At first it was really strange putting on the headset which immerses you in the virtual reality world, blocking out both the sights and sounds of the real world. The next tricky step was to figure out how to use the controls attached to your hands, which in this game were meant to be Star Wars-like lightsabers.
The next challenge was entering the world of the game. My mission was to destroy red and blue blocks, which you had to smash by swatting the correctly coloured lightsaber in the right direction (as if you were holding a real sword in your hand), all the while dodging walls coming at you down a long corridor.
My first attempt was a disaster. So was the second. And the third. By the fifth attempt, I was starting to get the hang of it.
Several hours later, my colleagues had tired of the game, but I was still going, completely immersed and hooked on beating my own high score.
Totally addicted to the feeling of achieving something, of winning.
I’ve never been a gamer, but I can completely understand how it sucks you into a world where you can leave your real life problems behind and completely unwind. Virtual reality is even more so. The world that you see from inside the headset is brighter and more vivid than the real world.
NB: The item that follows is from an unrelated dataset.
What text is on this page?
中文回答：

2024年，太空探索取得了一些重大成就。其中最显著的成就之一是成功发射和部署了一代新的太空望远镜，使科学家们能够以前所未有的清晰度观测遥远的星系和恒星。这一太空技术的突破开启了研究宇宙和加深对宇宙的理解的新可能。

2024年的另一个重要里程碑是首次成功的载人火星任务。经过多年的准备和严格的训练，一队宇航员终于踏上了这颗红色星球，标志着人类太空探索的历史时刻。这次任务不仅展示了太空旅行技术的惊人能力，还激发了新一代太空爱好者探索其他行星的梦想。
The real world often seems to be one meaningless episode after another. We go to the same places each day as we drive on autopilot to work, to drop and pick up the kids, shopping, the gym, school, Mass, the weekly park run. Sometimes the monotonousness loses all appeal and even when something happens to break the daily routine—like a burst pipe, a visit to the mechanic or some unexpected event in the daily ennui, it’s often more of an annoyance than an event to wake us out of our tedium.
In order to feel alive, we constantly search for new “highs”. For some it is buying a new shirt, a new car or a new house. For others it is travelling to exotic locations and experiencing new cultures and cuisines. Taking up skydiving, or moving on to a new relationship, or playing virtual reality games.
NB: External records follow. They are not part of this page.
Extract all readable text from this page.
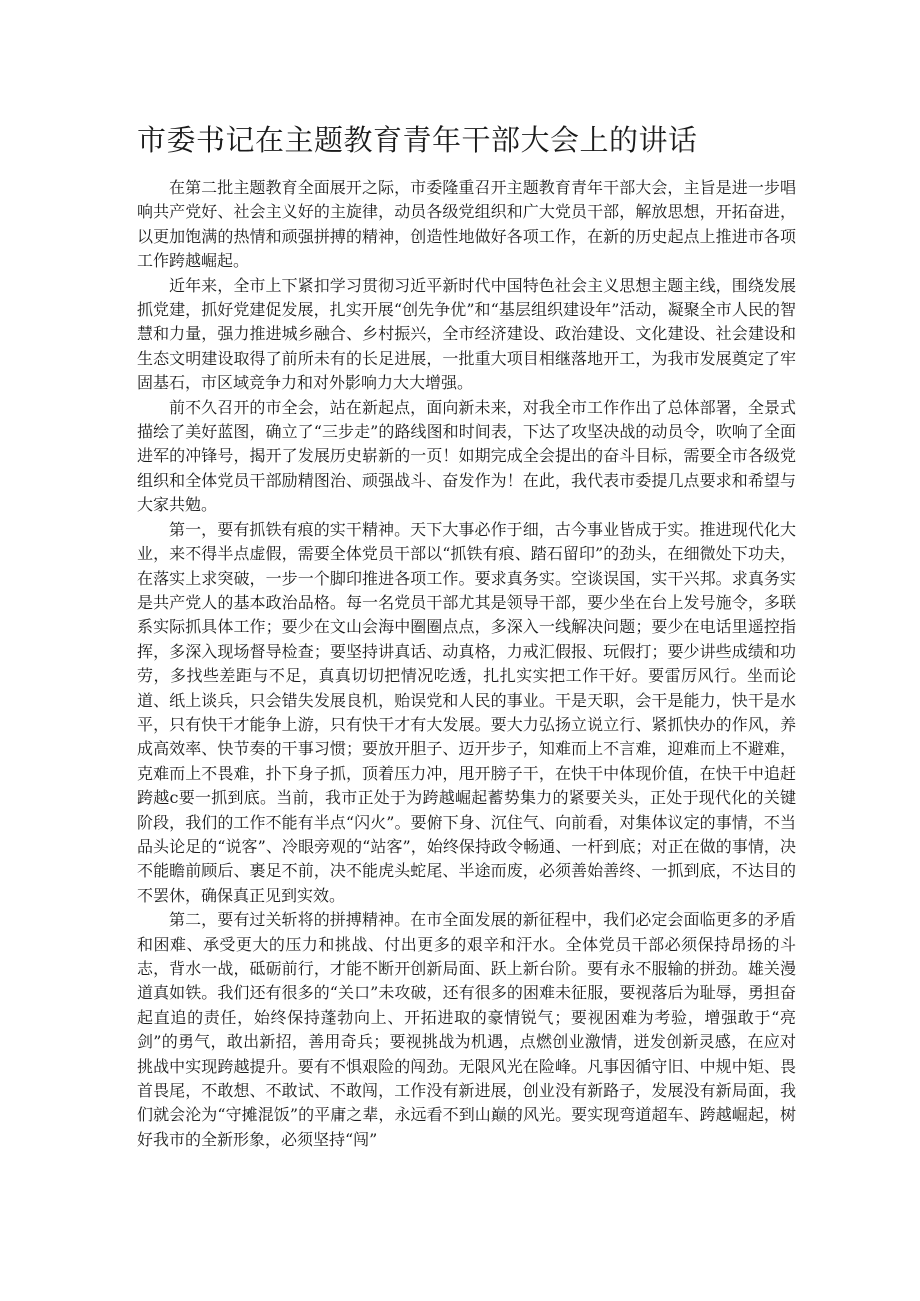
市委书记在主题教育青年干部大会上的讲话

在第二批主题教育全面展开之际，市委隆重召开主题教育青年干部大会，主旨是进一步唱响共产党好、社会主义好的主旋律，动员各级党组织和广大党员干部，解放思想，开拓奋进，以更加饱满的热情和顽强拼搏的精神，创造性地做好各项工作，在新的历史起点上推进市各项工作跨越崛起。

近年来，全市上下紧扣学习贯彻习近平新时代中国特色社会主义思想主题主线，围绕发展抓党建，抓好党建促发展，扎实开展“创先争优”和“基层组织建设年”活动，凝聚全市人民的智慧和力量，强力推进城乡融合、乡村振兴，全市经济建设、政治建设、文化建设、社会建设和生态文明建设取得了前所未有的长足进展，一批重大项目相继落地开工，为我市发展奠定了牢固基石，市区域竞争力和对外影响力大大增强。

前不久召开的市全会，站在新起点，面向新未来，对我全市工作作出了总体部署，全景式描绘了美好蓝图，确立了“三步走”的路线图和时间表，下达了攻坚决战的动员令，吹响了全面进军的冲锋号，揭开了发展历史崭新的一页！如期完成全会提出的奋斗目标，需要全市各级党组织和全体党员干部励精图治、顽强战斗、奋发作为！在此，我代表市委提几点要求和希望与大家共勉。

第一，要有抓铁有痕的实干精神。天下大事必作于细，古今事业皆成于实。推进现代化大业，来不得半点虚假，需要全体党员干部以“抓铁有痕、踏石留印”的劲头，在细微处下功夫，在落实上求突破，一步一个脚印推进各项工作。要求真务实。空谈误国，实干兴邦。求真务实是共产党人的基本政治品格。每一名党员干部尤其是领导干部，要少坐在台上发号施令，多联系实际抓具体工作；要少在文山会海中圈圈点点，多深入一线解决问题；要少在电话里遥控指挥，多深入现场督导检查；要坚持讲真话、动真格，力戒汇假报、玩假打；要少讲些成绩和功劳，多找些差距与不足，真真切切把情况吃透，扎扎实实把工作干好。要雷厉风行。坐而论道、纸上谈兵，只会错失发展良机，贻误党和人民的事业。干是天职，会干是能力，快干是水平，只有快干才能争上游，只有快干才有大发展。要大力弘扬立说立行、紧抓快办的作风，养成高效率、快节奏的干事习惯；要放开胆子、迈开步子，知难而上不言难，迎难而上不避难，克难而上不畏难，扑下身子抓，顶着压力冲，甩开膀子干，在快干中体现价值，在快干中追赶跨越c要一抓到底。当前，我市正处于为跨越崛起蓄势集力的紧要关头，正处于现代化的关键阶段，我们的工作不能有半点“闪火”。要俯下身、沉住气、向前看，对集体议定的事情，不当品头论足的“说客”、冷眼旁观的“站客”，始终保持政令畅通、一杆到底；对正在做的事情，决不能瞻前顾后、裹足不前，决不能虎头蛇尾、半途而废，必须善始善终、一抓到底，不达目的不罢休，确保真正见到实效。

第二，要有过关斩将的拼搏精神。在市全面发展的新征程中，我们必定会面临更多的矛盾和困难、承受更大的压力和挑战、付出更多的艰辛和汗水。全体党员干部必须保持昂扬的斗志，背水一战，砥砺前行，才能不断开创新局面、跃上新台阶。要有永不服输的拼劲。雄关漫道真如铁。我们还有很多的“关口”未攻破，还有很多的困难未征服，要视落后为耻辱，勇担奋起直追的责任，始终保持蓬勃向上、开拓进取的豪情锐气；要视困难为考验，增强敢于“亮剑”的勇气，敢出新招，善用奇兵；要视挑战为机遇，点燃创业激情，迸发创新灵感，在应对挑战中实现跨越提升。要有不惧艰险的闯劲。无限风光在险峰。凡事因循守旧、中规中矩、畏首畏尾，不敢想、不敢试、不敢闯，工作没有新进展，创业没有新路子，发展没有新局面，我们就会沦为“守摊混饭”的平庸之辈，永远看不到山巅的风光。要实现弯道超车、跨越崛起，树好我市的全新形象，必须坚持“闯”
Why do we do this? Because we are searching. We are searching for that one experience that will fulfil us, complete us, make us feel united to something greater than ourselves and to find our purpose.
For Christians, this is to search for God, the search for peace, the search for Love. Irrespective of whether we are religious people or not, this is a search that never ends as long as we have life in us.
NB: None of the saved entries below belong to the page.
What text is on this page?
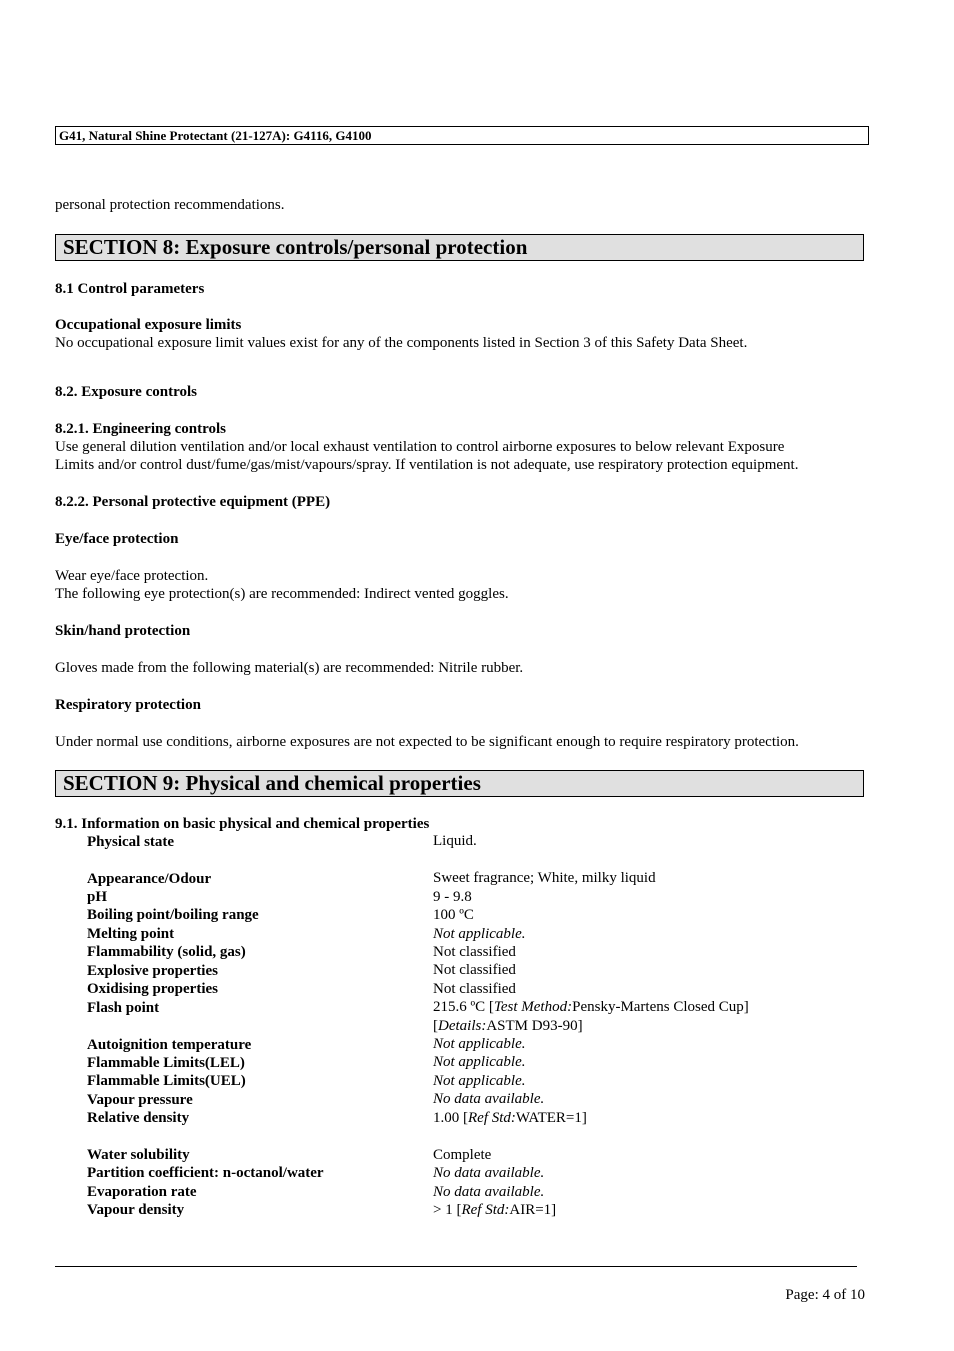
G41, Natural Shine Protectant (21-127A): G4116, G4100
personal protection recommendations.
SECTION 8: Exposure controls/personal protection
8.1 Control parameters
Occupational exposure limits
No occupational exposure limit values exist for any of the components listed in Section 3 of this Safety Data Sheet.
8.2. Exposure controls
8.2.1. Engineering controls
Use general dilution ventilation and/or local exhaust ventilation to control airborne exposures to below relevant Exposure
Limits and/or control dust/fume/gas/mist/vapours/spray. If ventilation is not adequate, use respiratory protection equipment.
8.2.2. Personal protective equipment (PPE)
Eye/face protection
Wear eye/face protection.
The following eye protection(s) are recommended: Indirect vented goggles.
Skin/hand protection
Gloves made from the following material(s) are recommended: Nitrile rubber.
Respiratory protection
Under normal use conditions, airborne exposures are not expected to be significant enough to require respiratory protection.
SECTION 9: Physical and chemical properties
9.1. Information on basic physical and chemical properties
Physical state	Liquid.
Appearance/Odour	Sweet fragrance; White, milky liquid
pH	9 - 9.8
Boiling point/boiling range	100 ºC
Melting point	Not applicable.
Flammability (solid, gas)	Not classified
Explosive properties	Not classified
Oxidising properties	Not classified
Flash point	215.6 ºC [Test Method:Pensky-Martens Closed Cup]
[Details:ASTM D93-90]
Autoignition temperature	Not applicable.
Flammable Limits(LEL)	Not applicable.
Flammable Limits(UEL)	Not applicable.
Vapour pressure	No data available.
Relative density	1.00 [Ref Std:WATER=1]
Water solubility	Complete
Partition coefficient: n-octanol/water	No data available.
Evaporation rate	No data available.
Vapour density	> 1 [Ref Std:AIR=1]
Page: 4 of 10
But yet, it often seems that our Church is the last place we go looking for this unity and completeness. Is it because our hearts have become so dulled to the presence of Christ, present in every Mass, in the liturgy and in the sacrifice of the altar? Do we enter Mass on autopilot, completely unaware of the incredible reality that our human eyes cannot see?
Are we too irritated by the poor homily, the bad singing, the things that haven’t been done properly, that we miss the very reason we’ve come to Mass in the first place?
Last week I told my RCIA group that if we truly believe the claim we make that Jesus is fully present in the Eucharist—body, soul and divinity—then it should change everything about the way we come to and participate in the Mass! Then it should change everything about the way we live our lives.
That thing, that Person we have been searching for in all our efforts to reach that new plateau of newness and excitement, is right there. That Person is our God, the only one who completes us, and he is right there at the consecration on the altar, right there when we receive him in Holy Communion, right there as we leave the Mass with Christ in our hearts.
It should change everything
Many of us have experienced that moment of complete unity and love perhaps once or twice in our lives. Sometimes that clearness of vision comes as we are facing sorrow, or experiencing a moment of conversion, or have had a life-changing experience (like the birth of a child or the awareness of the fragility of life).
It is a moment of grace, where God gives us a glimpse of eternity. For a moment, we have been allowed to see reality as it should be.
Instead of seeking refuge in virtual realities, how about trying something different this year? Put on the eyes of faith when you get up in the morning and encounter the world in a new way.
Notice the sunrise as you drive to work; listen to the birds as you do your park run; gaze at your child with the eyes of new parents, even if they are old enough to try your patience; read the scriptures with a fresh understanding.
Perhaps we’ll discover that we can find contentment and peace within the life we have been given.
When we are truly present in our own lives and truly present in the life of Christ within and around us, then perhaps the virtual reality of the game world will have nothing on the incredible reality we discover within ourselves!